Fraenkel reflects on the 2000 and 2006 coups, asserting that judicial bodies worldwide struggle to address the implications of such political upheaval. He argues that one of the first concerns for courts is the origin of their own authority. As a result, judges are often reluctant to declare such matters beyond their jurisdiction, despite some legal scholars suggesting that they should abstain from tackling these “meta-legal” political questions.

In 2025, Fiji’s Supreme Court was presented with a significant challenge regarding the validity of the 2013 Constitution, enacted through decree following the 2006 coup and replacing the abrogated 1997 charter. The amendment requirements of the 2013 document—demanding 75 percent approval from registered voters in a referendum—rendered constitutional changes nearly unfeasible.

Faced with this constitutional conundrum, the judges navigated a complex situation, likening their predicament to the mythological sea monsters Scylla and Charybdis. They had to choose between acknowledging a constitution imposed without public consent or dismissing its legality, which would contradict their own authority.

The resolution involved selectively recognizing the constitution while ignoring its inflexible amendment rules, utilizing common law principles and the right to self-determination to carve out a decision space. This pragmatic approach is reminiscent of the landmark 2001 Chandrika Prasad ruling, which emphasized the importance of democratic discourse.

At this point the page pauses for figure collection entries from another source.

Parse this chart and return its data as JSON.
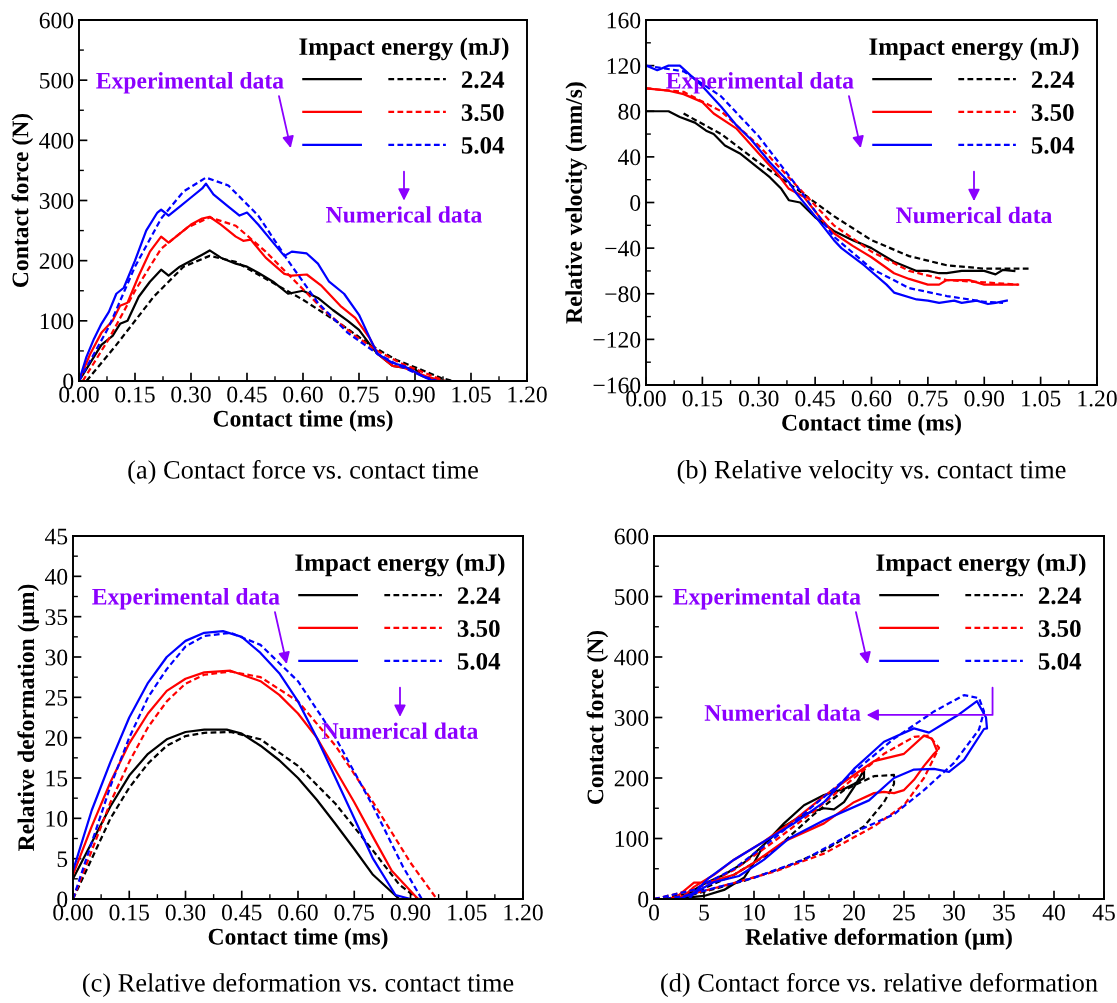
{
  "chart_data": [
    {
      "type": "line",
      "xlabel": "Contact time (ms)",
      "ylabel": "Contact force (N)",
      "legend_title": "Impact energy (mJ)",
      "legend": "top right",
      "xlim": [
        0,
        1.2
      ],
      "xticks": [
        {
          "value": 0,
          "label": "0.00"
        },
        {
          "value": 0.15,
          "label": "0.15"
        },
        {
          "value": 0.3,
          "label": "0.30"
        },
        {
          "value": 0.45,
          "label": "0.45"
        },
        {
          "value": 0.6,
          "label": "0.60"
        },
        {
          "value": 0.75,
          "label": "0.75"
        },
        {
          "value": 0.9,
          "label": "0.90"
        },
        {
          "value": 1.05,
          "label": "1.05"
        },
        {
          "value": 1.2,
          "label": "1.20"
        }
      ],
      "ylim": [
        0,
        600
      ],
      "yticks": [
        0,
        100,
        200,
        300,
        400,
        500,
        600
      ],
      "grid": false,
      "marker": "none",
      "annotations": [
        "Experimental data",
        "Numerical data",
        "(a) Contact force vs. contact time"
      ],
      "series": [
        {
          "color": "#000000",
          "line_style": "solid",
          "x": [
            0,
            0.03,
            0.06,
            0.09,
            0.11,
            0.13,
            0.16,
            0.19,
            0.22,
            0.24,
            0.27,
            0.3,
            0.33,
            0.35,
            0.38,
            0.42,
            0.45,
            0.48,
            0.52,
            0.56,
            0.6,
            0.64,
            0.68,
            0.72,
            0.75,
            0.78,
            0.8,
            0.84,
            0.87,
            0.9,
            0.92,
            0.96,
            0.98
          ],
          "values": [
            0,
            30,
            60,
            75,
            95,
            100,
            140,
            165,
            185,
            175,
            190,
            200,
            210,
            217,
            205,
            195,
            190,
            180,
            165,
            145,
            150,
            138,
            118,
            100,
            85,
            60,
            45,
            25,
            22,
            20,
            8,
            2,
            0
          ]
        },
        {
          "name": "2.24",
          "color": "#000000",
          "line_style": "dashed",
          "x": [
            0.02,
            0.1,
            0.2,
            0.28,
            0.35,
            0.42,
            0.5,
            0.6,
            0.7,
            0.78,
            0.85,
            0.92,
            0.97,
            1.0
          ],
          "values": [
            0,
            60,
            140,
            190,
            208,
            198,
            170,
            135,
            95,
            60,
            35,
            18,
            5,
            0
          ]
        },
        {
          "color": "#ff0000",
          "line_style": "solid",
          "x": [
            0,
            0.03,
            0.06,
            0.09,
            0.11,
            0.13,
            0.16,
            0.19,
            0.22,
            0.24,
            0.27,
            0.3,
            0.33,
            0.35,
            0.38,
            0.42,
            0.44,
            0.46,
            0.5,
            0.55,
            0.57,
            0.61,
            0.65,
            0.7,
            0.74,
            0.78,
            0.8,
            0.84,
            0.87,
            0.9,
            0.93,
            0.97
          ],
          "values": [
            0,
            45,
            80,
            100,
            125,
            130,
            175,
            215,
            240,
            230,
            245,
            260,
            270,
            273,
            260,
            240,
            233,
            235,
            205,
            178,
            175,
            177,
            158,
            125,
            105,
            70,
            45,
            25,
            22,
            15,
            8,
            0
          ]
        },
        {
          "name": "3.50",
          "color": "#ff0000",
          "line_style": "dashed",
          "x": [
            0.01,
            0.08,
            0.15,
            0.22,
            0.29,
            0.35,
            0.42,
            0.5,
            0.58,
            0.66,
            0.74,
            0.8,
            0.86,
            0.92,
            0.98
          ],
          "values": [
            0,
            70,
            150,
            220,
            255,
            272,
            258,
            215,
            165,
            115,
            75,
            50,
            30,
            15,
            0
          ]
        },
        {
          "color": "#0000ff",
          "line_style": "solid",
          "x": [
            0,
            0.02,
            0.04,
            0.06,
            0.08,
            0.1,
            0.12,
            0.15,
            0.18,
            0.21,
            0.22,
            0.24,
            0.27,
            0.3,
            0.33,
            0.34,
            0.36,
            0.4,
            0.43,
            0.45,
            0.48,
            0.52,
            0.55,
            0.57,
            0.61,
            0.64,
            0.67,
            0.71,
            0.75,
            0.78,
            0.8,
            0.84,
            0.87,
            0.9,
            0.93,
            0.95
          ],
          "values": [
            0,
            40,
            70,
            95,
            115,
            145,
            155,
            200,
            250,
            280,
            285,
            275,
            290,
            305,
            320,
            328,
            310,
            290,
            275,
            280,
            260,
            230,
            208,
            215,
            212,
            195,
            165,
            145,
            110,
            70,
            45,
            30,
            25,
            15,
            5,
            0
          ]
        },
        {
          "name": "5.04",
          "color": "#0000ff",
          "line_style": "dashed",
          "x": [
            0,
            0.08,
            0.15,
            0.22,
            0.28,
            0.34,
            0.4,
            0.48,
            0.56,
            0.64,
            0.72,
            0.8,
            0.86,
            0.92,
            0.96
          ],
          "values": [
            0,
            90,
            190,
            270,
            315,
            338,
            325,
            275,
            200,
            130,
            80,
            45,
            25,
            8,
            0
          ]
        }
      ]
    },
    {
      "type": "line",
      "xlabel": "Contact time (ms)",
      "ylabel": "Relative velocity (mm/s)",
      "legend_title": "Impact energy (mJ)",
      "legend": "top right",
      "xlim": [
        0,
        1.2
      ],
      "xticks": [
        {
          "value": 0,
          "label": "0.00"
        },
        {
          "value": 0.15,
          "label": "0.15"
        },
        {
          "value": 0.3,
          "label": "0.30"
        },
        {
          "value": 0.45,
          "label": "0.45"
        },
        {
          "value": 0.6,
          "label": "0.60"
        },
        {
          "value": 0.75,
          "label": "0.75"
        },
        {
          "value": 0.9,
          "label": "0.90"
        },
        {
          "value": 1.05,
          "label": "1.05"
        },
        {
          "value": 1.2,
          "label": "1.20"
        }
      ],
      "ylim": [
        -160,
        160
      ],
      "yticks": [
        {
          "value": -160,
          "label": "−160"
        },
        {
          "value": -120,
          "label": "−120"
        },
        {
          "value": -80,
          "label": "−80"
        },
        {
          "value": -40,
          "label": "−40"
        },
        0,
        40,
        80,
        120,
        160
      ],
      "grid": false,
      "marker": "none",
      "annotations": [
        "Experimental data",
        "Numerical data",
        "(b) Relative velocity vs. contact time"
      ],
      "series": [
        {
          "color": "#000000",
          "line_style": "solid",
          "x": [
            0,
            0.06,
            0.09,
            0.13,
            0.16,
            0.18,
            0.21,
            0.25,
            0.3,
            0.33,
            0.36,
            0.38,
            0.41,
            0.45,
            0.5,
            0.55,
            0.6,
            0.66,
            0.72,
            0.75,
            0.78,
            0.8,
            0.84,
            0.9,
            0.93,
            0.95,
            0.98
          ],
          "values": [
            80,
            80,
            75,
            70,
            63,
            60,
            50,
            43,
            30,
            22,
            12,
            2,
            0,
            -13,
            -25,
            -33,
            -40,
            -52,
            -60,
            -60,
            -62,
            -62,
            -60,
            -60,
            -63,
            -59,
            -60
          ]
        },
        {
          "name": "2.24",
          "color": "#000000",
          "line_style": "dashed",
          "x": [
            0.1,
            0.2,
            0.3,
            0.4,
            0.5,
            0.6,
            0.7,
            0.8,
            0.9,
            1.02
          ],
          "values": [
            78,
            60,
            35,
            12,
            -12,
            -33,
            -47,
            -55,
            -58,
            -58
          ]
        },
        {
          "color": "#ff0000",
          "line_style": "solid",
          "x": [
            0,
            0.06,
            0.1,
            0.15,
            0.18,
            0.24,
            0.3,
            0.35,
            0.38,
            0.42,
            0.46,
            0.5,
            0.55,
            0.6,
            0.66,
            0.7,
            0.75,
            0.78,
            0.8,
            0.86,
            0.9,
            0.99
          ],
          "values": [
            100,
            98,
            95,
            88,
            78,
            65,
            43,
            25,
            12,
            5,
            -12,
            -27,
            -38,
            -48,
            -62,
            -67,
            -72,
            -72,
            -68,
            -68,
            -72,
            -72
          ]
        },
        {
          "name": "3.50",
          "color": "#ff0000",
          "line_style": "dashed",
          "x": [
            0,
            0.1,
            0.2,
            0.3,
            0.4,
            0.5,
            0.6,
            0.7,
            0.8,
            0.9,
            0.99
          ],
          "values": [
            100,
            97,
            80,
            50,
            15,
            -20,
            -43,
            -60,
            -68,
            -70,
            -72
          ]
        },
        {
          "color": "#0000ff",
          "line_style": "solid",
          "x": [
            0,
            0.03,
            0.06,
            0.09,
            0.15,
            0.2,
            0.24,
            0.28,
            0.33,
            0.38,
            0.4,
            0.45,
            0.5,
            0.52,
            0.58,
            0.64,
            0.66,
            0.72,
            0.75,
            0.78,
            0.82,
            0.84,
            0.88,
            0.91,
            0.93,
            0.96
          ],
          "values": [
            120,
            116,
            120,
            120,
            102,
            84,
            68,
            55,
            35,
            18,
            8,
            -12,
            -33,
            -40,
            -55,
            -72,
            -79,
            -85,
            -86,
            -88,
            -86,
            -88,
            -86,
            -89,
            -88,
            -86
          ]
        },
        {
          "name": "5.04",
          "color": "#0000ff",
          "line_style": "dashed",
          "x": [
            0,
            0.1,
            0.2,
            0.3,
            0.4,
            0.5,
            0.6,
            0.7,
            0.8,
            0.9,
            0.95
          ],
          "values": [
            120,
            115,
            93,
            58,
            15,
            -30,
            -58,
            -75,
            -82,
            -87,
            -88
          ]
        }
      ]
    },
    {
      "type": "line",
      "xlabel": "Contact time (ms)",
      "ylabel": "Relative deformation (μm)",
      "legend_title": "Impact energy (mJ)",
      "legend": "top right",
      "xlim": [
        0,
        1.2
      ],
      "xticks": [
        {
          "value": 0,
          "label": "0.00"
        },
        {
          "value": 0.15,
          "label": "0.15"
        },
        {
          "value": 0.3,
          "label": "0.30"
        },
        {
          "value": 0.45,
          "label": "0.45"
        },
        {
          "value": 0.6,
          "label": "0.60"
        },
        {
          "value": 0.75,
          "label": "0.75"
        },
        {
          "value": 0.9,
          "label": "0.90"
        },
        {
          "value": 1.05,
          "label": "1.05"
        },
        {
          "value": 1.2,
          "label": "1.20"
        }
      ],
      "ylim": [
        0,
        45
      ],
      "yticks": [
        0,
        5,
        10,
        15,
        20,
        25,
        30,
        35,
        40,
        45
      ],
      "grid": false,
      "marker": "none",
      "annotations": [
        "Experimental data",
        "Numerical data",
        "(c) Relative deformation vs. contact time"
      ],
      "series": [
        {
          "color": "#000000",
          "line_style": "solid",
          "x": [
            0,
            0.05,
            0.1,
            0.15,
            0.2,
            0.25,
            0.3,
            0.35,
            0.41,
            0.45,
            0.5,
            0.55,
            0.6,
            0.65,
            0.7,
            0.75,
            0.8,
            0.87
          ],
          "values": [
            2.5,
            7,
            11.5,
            15.3,
            18,
            19.8,
            20.7,
            21,
            21,
            20.5,
            19,
            17.2,
            15,
            12.3,
            9.3,
            6.2,
            3,
            0
          ]
        },
        {
          "name": "2.24",
          "color": "#000000",
          "line_style": "dashed",
          "x": [
            0,
            0.05,
            0.1,
            0.15,
            0.2,
            0.25,
            0.3,
            0.35,
            0.42,
            0.5,
            0.6,
            0.7,
            0.8,
            0.87,
            0.92
          ],
          "values": [
            0,
            5,
            10,
            13.8,
            16.8,
            19,
            20.2,
            20.6,
            20.7,
            19.8,
            16.5,
            11.8,
            6,
            1.8,
            0
          ]
        },
        {
          "color": "#ff0000",
          "line_style": "solid",
          "x": [
            0,
            0.05,
            0.1,
            0.15,
            0.2,
            0.25,
            0.3,
            0.35,
            0.42,
            0.5,
            0.55,
            0.6,
            0.65,
            0.7,
            0.75,
            0.8,
            0.85,
            0.92
          ],
          "values": [
            3,
            9,
            14.5,
            19.3,
            23,
            25.8,
            27.3,
            28.1,
            28.3,
            27,
            25.3,
            23,
            20,
            16,
            12,
            7.7,
            3.5,
            0
          ]
        },
        {
          "name": "3.50",
          "color": "#ff0000",
          "line_style": "dashed",
          "x": [
            0,
            0.05,
            0.1,
            0.15,
            0.2,
            0.25,
            0.3,
            0.35,
            0.42,
            0.5,
            0.6,
            0.7,
            0.8,
            0.9,
            0.97
          ],
          "values": [
            0,
            6,
            12,
            17,
            21.3,
            24.5,
            26.7,
            27.8,
            28.2,
            27.5,
            24.5,
            19,
            12,
            4.5,
            0
          ]
        },
        {
          "color": "#0000ff",
          "line_style": "solid",
          "x": [
            0,
            0.05,
            0.1,
            0.15,
            0.2,
            0.25,
            0.3,
            0.35,
            0.4,
            0.45,
            0.5,
            0.55,
            0.6,
            0.65,
            0.7,
            0.75,
            0.8,
            0.86,
            0.9
          ],
          "values": [
            3.5,
            11,
            17,
            22.5,
            26.8,
            30,
            32,
            33,
            33.2,
            32.5,
            30.5,
            28,
            24.5,
            20,
            15,
            10,
            5,
            0.5,
            0
          ]
        },
        {
          "name": "5.04",
          "color": "#0000ff",
          "line_style": "dashed",
          "x": [
            0,
            0.05,
            0.1,
            0.15,
            0.2,
            0.25,
            0.3,
            0.35,
            0.42,
            0.5,
            0.6,
            0.7,
            0.8,
            0.88,
            0.93
          ],
          "values": [
            0,
            7,
            14,
            20,
            25,
            28.5,
            31.3,
            32.6,
            33,
            31.5,
            27,
            20,
            11.5,
            4,
            0
          ]
        }
      ]
    },
    {
      "type": "line",
      "xlabel": "Relative deformation (μm)",
      "ylabel": "Contact force (N)",
      "legend_title": "Impact energy (mJ)",
      "legend": "top right",
      "xlim": [
        0,
        45
      ],
      "xticks": [
        0,
        5,
        10,
        15,
        20,
        25,
        30,
        35,
        40,
        45
      ],
      "ylim": [
        0,
        600
      ],
      "yticks": [
        0,
        100,
        200,
        300,
        400,
        500,
        600
      ],
      "grid": false,
      "marker": "none",
      "annotations": [
        "Experimental data",
        "Numerical data",
        "(d) Contact force vs. relative deformation"
      ],
      "series": [
        {
          "color": "#000000",
          "line_style": "solid",
          "x": [
            2,
            3,
            5,
            7,
            9,
            10,
            11,
            13,
            15,
            17,
            19,
            20,
            21,
            21,
            20,
            19,
            18,
            17,
            15,
            13,
            11,
            9,
            7,
            5,
            4,
            3,
            2.5
          ],
          "values": [
            0,
            2,
            5,
            15,
            35,
            60,
            90,
            125,
            155,
            172,
            182,
            190,
            200,
            213,
            185,
            160,
            148,
            150,
            140,
            120,
            90,
            60,
            40,
            25,
            15,
            5,
            0
          ]
        },
        {
          "name": "2.24",
          "color": "#000000",
          "line_style": "dashed",
          "x": [
            0,
            4,
            8,
            12,
            16,
            19,
            22,
            24,
            24,
            23,
            21,
            17,
            13,
            9,
            5,
            2
          ],
          "values": [
            0,
            10,
            40,
            80,
            140,
            180,
            203,
            205,
            190,
            160,
            120,
            80,
            52,
            30,
            12,
            0
          ]
        },
        {
          "color": "#ff0000",
          "line_style": "solid",
          "x": [
            2,
            4,
            5.5,
            8,
            10,
            13,
            17,
            20,
            22,
            23,
            24,
            25,
            26,
            27,
            28,
            28.3,
            27.8,
            27,
            25,
            22,
            20,
            17,
            14,
            11,
            8,
            6,
            4,
            3,
            2.5
          ],
          "values": [
            0,
            27,
            28,
            40,
            60,
            95,
            125,
            160,
            175,
            177,
            175,
            180,
            197,
            220,
            240,
            245,
            265,
            270,
            240,
            228,
            205,
            170,
            130,
            95,
            65,
            40,
            20,
            5,
            0
          ]
        },
        {
          "name": "3.50",
          "color": "#ff0000",
          "line_style": "dashed",
          "x": [
            0,
            4,
            8,
            12,
            16,
            20,
            23,
            26,
            27.5,
            28.5,
            27,
            25,
            22,
            17,
            12,
            7,
            3,
            1
          ],
          "values": [
            0,
            15,
            48,
            95,
            145,
            200,
            240,
            268,
            270,
            250,
            200,
            155,
            120,
            75,
            45,
            22,
            5,
            0
          ]
        },
        {
          "color": "#0000ff",
          "line_style": "solid",
          "x": [
            2.5,
            4,
            6,
            8.5,
            11,
            13.5,
            17,
            21.5,
            24,
            26,
            28,
            29.5,
            31,
            33,
            33.3,
            33.2,
            32.3,
            30.5,
            29,
            27.5,
            26,
            23,
            20,
            17,
            14,
            11,
            8,
            5.5,
            4,
            3.5
          ],
          "values": [
            0,
            10,
            28,
            38,
            65,
            100,
            130,
            163,
            200,
            214,
            215,
            210,
            230,
            281,
            282,
            300,
            327,
            305,
            290,
            275,
            282,
            260,
            215,
            160,
            125,
            95,
            65,
            35,
            10,
            0
          ]
        },
        {
          "name": "5.04",
          "color": "#0000ff",
          "line_style": "dashed",
          "x": [
            0,
            4,
            8,
            12,
            16,
            20,
            24,
            28,
            31,
            32.5,
            33,
            32.5,
            30,
            27,
            24,
            20,
            15,
            10,
            6,
            3,
            1
          ],
          "values": [
            0,
            15,
            50,
            100,
            155,
            210,
            265,
            310,
            337,
            332,
            310,
            280,
            225,
            180,
            140,
            110,
            65,
            35,
            18,
            5,
            0
          ]
        }
      ]
    }
  ]
}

The Prasad case had previously deemed the interim government post-coup unlawful by applying the “efficacy test,” a measure to confirm whether a regime had genuine public support. However, political conditions soon indicated the lack of an alternative governing body ready to step in. Even former Prime Minister Mahendra Chaudhry noted the necessity of dissolving parliament due to internal divisions and the potential for renewed chaos.

While the decision to call new elections was viewed by Fraenkel as the most viable option in a landscape marked by profound social and communal divides, he acknowledges the difficulty in discerning authentic public support from coerced compliance.

Nonetheless, he emphasizes that Fiji’s judiciary has, on several occasions, successfully found a balance that allows democratic processes to endure. The August 2025 Supreme Court ruling once again executed a careful navigation of legality and political pragmatism, reminiscent of the earlier Chandrika Prasad case. This continuous effort reflects a hopeful trajectory toward fostering democratic values within Fiji’s tumultuous political environment.